L’inchiesta delinea anche un secondo livello, fatto di favoritismi, privilegi e tentativi di influenzare le decisioni interne del Casinò. A Sblendorio viene contestato anche l’aver garantito a Martini i benefit riservati ai clienti “Vip 5”, la categoria più elevata: soggiorni gratuiti al Grand Hotel Billia, accesso libero ai tavoli, possibilità di muovere grandi quantità di fiches senza alcuna segnalazione. Un trattamento di favore che avrebbe reso ancora più semplice monetizzare i gettoni forniti da Chasseur Vaser, attraverso vere o presunte giocate.
C’è di più. Sempre secondo gli atti, Sblendorio avrebbe tentato – senza riuscirci – di convincere l’amministratore delegato del Casinò a non sospendere l’accesso a Martini, arrivando persino a minacciare dimissioni nel caso la direzione non avesse accolto la richiesta. Una pressione che gli investigatori considerano un tassello ulteriore della rete di protezione che avrebbe permesso all’intero sistema di andare avanti per mesi.
Il quadro accusatorio è pesante.
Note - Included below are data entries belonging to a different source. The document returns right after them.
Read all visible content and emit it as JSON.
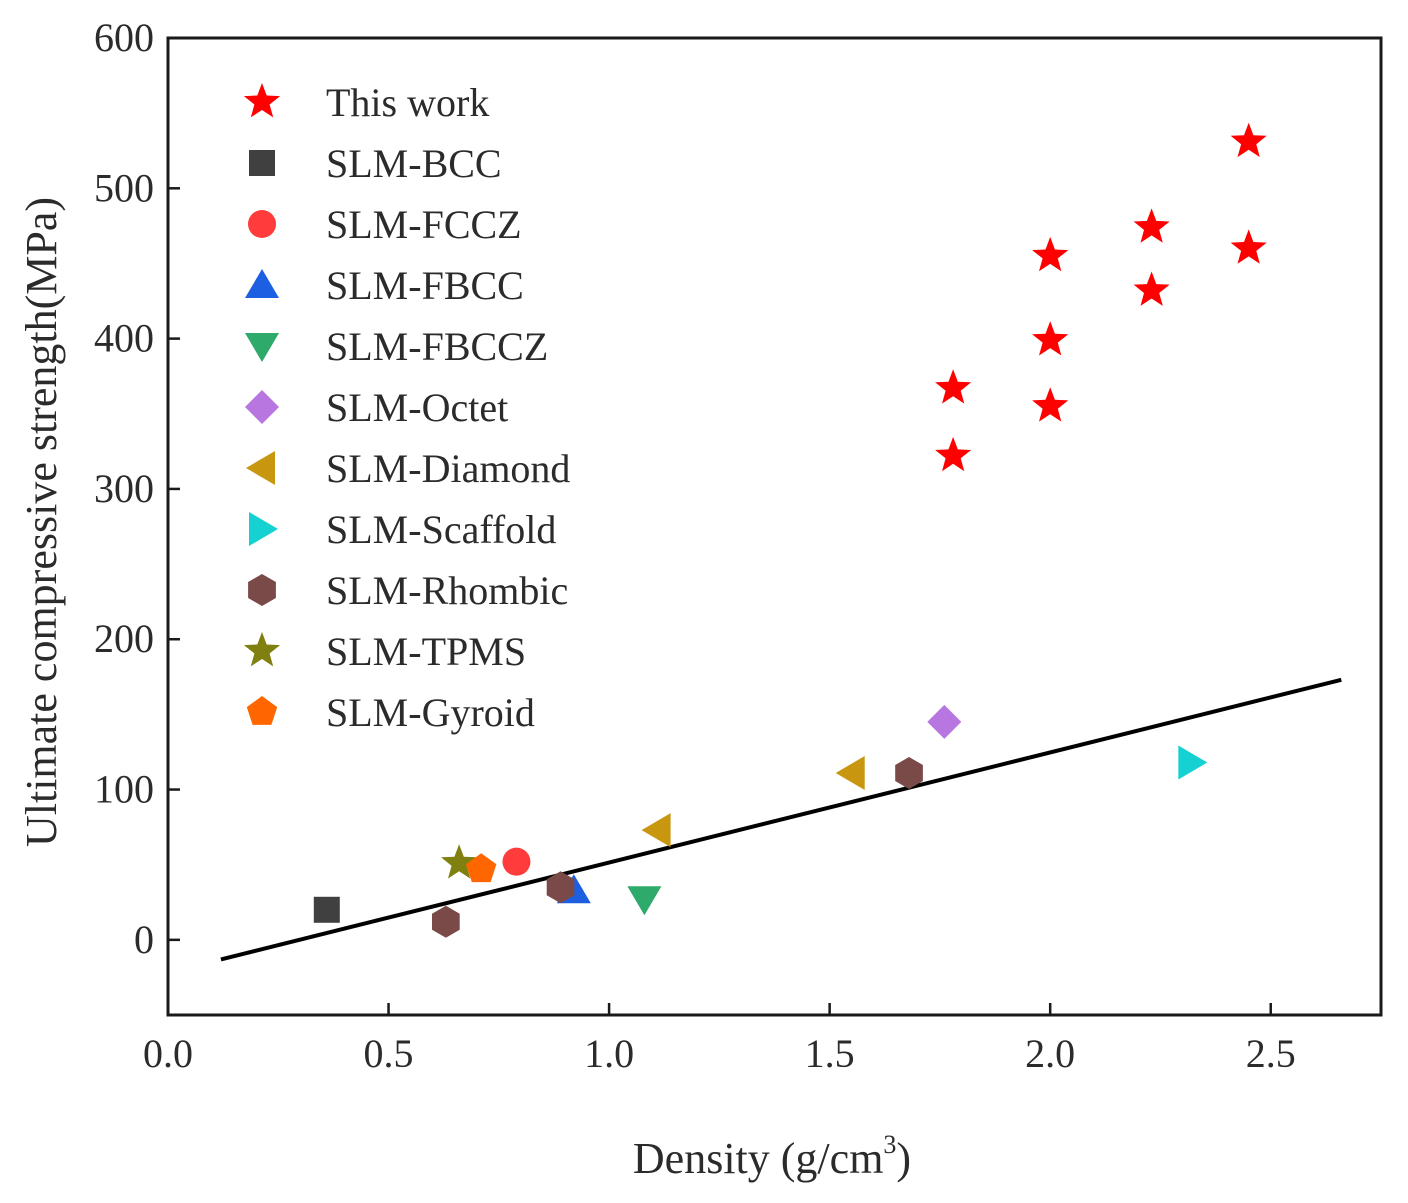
{
  "chart_data": {
    "type": "scatter",
    "xlabel": "Density (g/cm",
    "xlabel_sup": "3",
    "xlabel_end": ")",
    "ylabel": "Ultimate compressive strength(MPa)",
    "xlim": [
      0.0,
      2.75
    ],
    "ylim": [
      -50,
      600
    ],
    "xticks": [
      0.0,
      0.5,
      1.0,
      1.5,
      2.0,
      2.5
    ],
    "xtick_labels": [
      "0.0",
      "0.5",
      "1.0",
      "1.5",
      "2.0",
      "2.5"
    ],
    "yticks": [
      0,
      100,
      200,
      300,
      400,
      500,
      600
    ],
    "ytick_labels": [
      "0",
      "100",
      "200",
      "300",
      "400",
      "500",
      "600"
    ],
    "grid": false,
    "legend_position": "top-left",
    "series": [
      {
        "name": "This work",
        "marker": "star",
        "color": "#ff0000",
        "points": [
          [
            1.78,
            322
          ],
          [
            1.78,
            367
          ],
          [
            2.0,
            355
          ],
          [
            2.0,
            399
          ],
          [
            2.0,
            455
          ],
          [
            2.23,
            432
          ],
          [
            2.23,
            474
          ],
          [
            2.45,
            460
          ],
          [
            2.45,
            531
          ]
        ]
      },
      {
        "name": "SLM-BCC",
        "marker": "square",
        "color": "#404040",
        "points": [
          [
            0.36,
            20
          ]
        ]
      },
      {
        "name": "SLM-FCCZ",
        "marker": "circle",
        "color": "#ff3b3b",
        "points": [
          [
            0.79,
            52
          ]
        ]
      },
      {
        "name": "SLM-FBCC",
        "marker": "triangle-up",
        "color": "#1c5fe0",
        "points": [
          [
            0.92,
            33
          ]
        ]
      },
      {
        "name": "SLM-FBCCZ",
        "marker": "triangle-down",
        "color": "#2eaa6a",
        "points": [
          [
            1.08,
            27
          ]
        ]
      },
      {
        "name": "SLM-Octet",
        "marker": "diamond",
        "color": "#b877e0",
        "points": [
          [
            1.76,
            145
          ]
        ]
      },
      {
        "name": "SLM-Diamond",
        "marker": "triangle-left",
        "color": "#c9960f",
        "points": [
          [
            1.11,
            73
          ],
          [
            1.55,
            111
          ]
        ]
      },
      {
        "name": "SLM-Scaffold",
        "marker": "triangle-right",
        "color": "#15d1d1",
        "points": [
          [
            2.32,
            118
          ]
        ]
      },
      {
        "name": "SLM-Rhombic",
        "marker": "hexagon",
        "color": "#7a4a48",
        "points": [
          [
            0.63,
            12
          ],
          [
            0.89,
            35
          ],
          [
            1.68,
            111
          ]
        ]
      },
      {
        "name": "SLM-TPMS",
        "marker": "star",
        "color": "#808010",
        "points": [
          [
            0.66,
            51
          ]
        ]
      },
      {
        "name": "SLM-Gyroid",
        "marker": "pentagon",
        "color": "#ff6600",
        "points": [
          [
            0.71,
            47
          ]
        ]
      }
    ],
    "fit_line": {
      "color": "#000000",
      "x": [
        0.12,
        2.66
      ],
      "y": [
        -13,
        173
      ]
    }
  }
}
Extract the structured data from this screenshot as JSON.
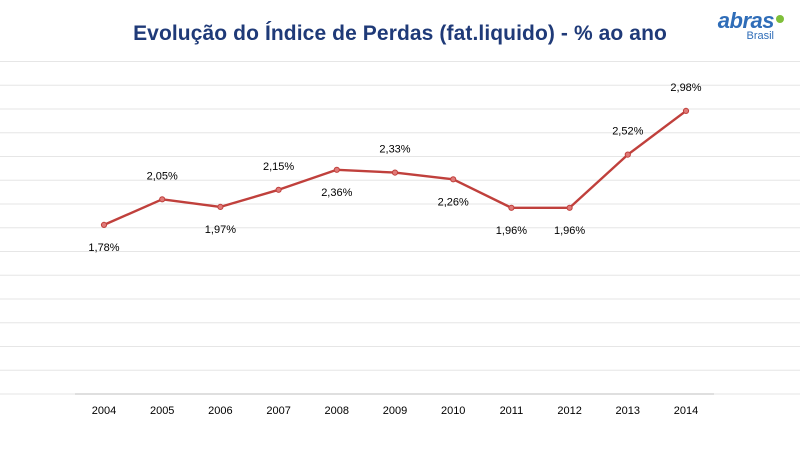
{
  "header": {
    "title": "Evolução do Índice de Perdas (fat.liquido) - % ao ano",
    "logo_word": "abras",
    "logo_sub": "Brasil"
  },
  "chart_data": {
    "type": "line",
    "title": "Evolução do Índice de Perdas (fat.liquido) - % ao ano",
    "xlabel": "",
    "ylabel": "",
    "categories": [
      "2004",
      "2005",
      "2006",
      "2007",
      "2008",
      "2009",
      "2010",
      "2011",
      "2012",
      "2013",
      "2014"
    ],
    "series": [
      {
        "values": [
          1.78,
          2.05,
          1.97,
          2.15,
          2.36,
          2.33,
          2.26,
          1.96,
          1.96,
          2.52,
          2.98
        ],
        "labels": [
          "1,78%",
          "2,05%",
          "1,97%",
          "2,15%",
          "2,36%",
          "2,33%",
          "2,26%",
          "1,96%",
          "1,96%",
          "2,52%",
          "2,98%"
        ],
        "label_positions": [
          "below",
          "above",
          "below",
          "above",
          "below",
          "above",
          "below",
          "below",
          "below",
          "above",
          "above"
        ],
        "color": "#c0403c"
      }
    ],
    "ylim": [
      0,
      3.6
    ],
    "grid": true,
    "legend": "none"
  }
}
I reati contestati, a vario titolo, includono dichiarazione fraudolenta mediante uso di fatture false, riciclaggio, corruzione e associazione per delinquere. Una lista che restituisce la gravità dell’impianto investigativo e l’estensione del presunto sistema illecito.
L’indagine, ancora in corso, apre uno squarcio inquietante su come una parte dell’economia sommersa possa infiltrarsi nei meccanismi di un grande casinò, sfruttandone la struttura per far circolare denaro che altrimenti rimarrebbe nel circuito criminale. Le prossime settimane saranno decisive per chiarire eventuali responsabilità individuali e verificare quanto questo sistema fosse consolidato, diffuso e strutturato.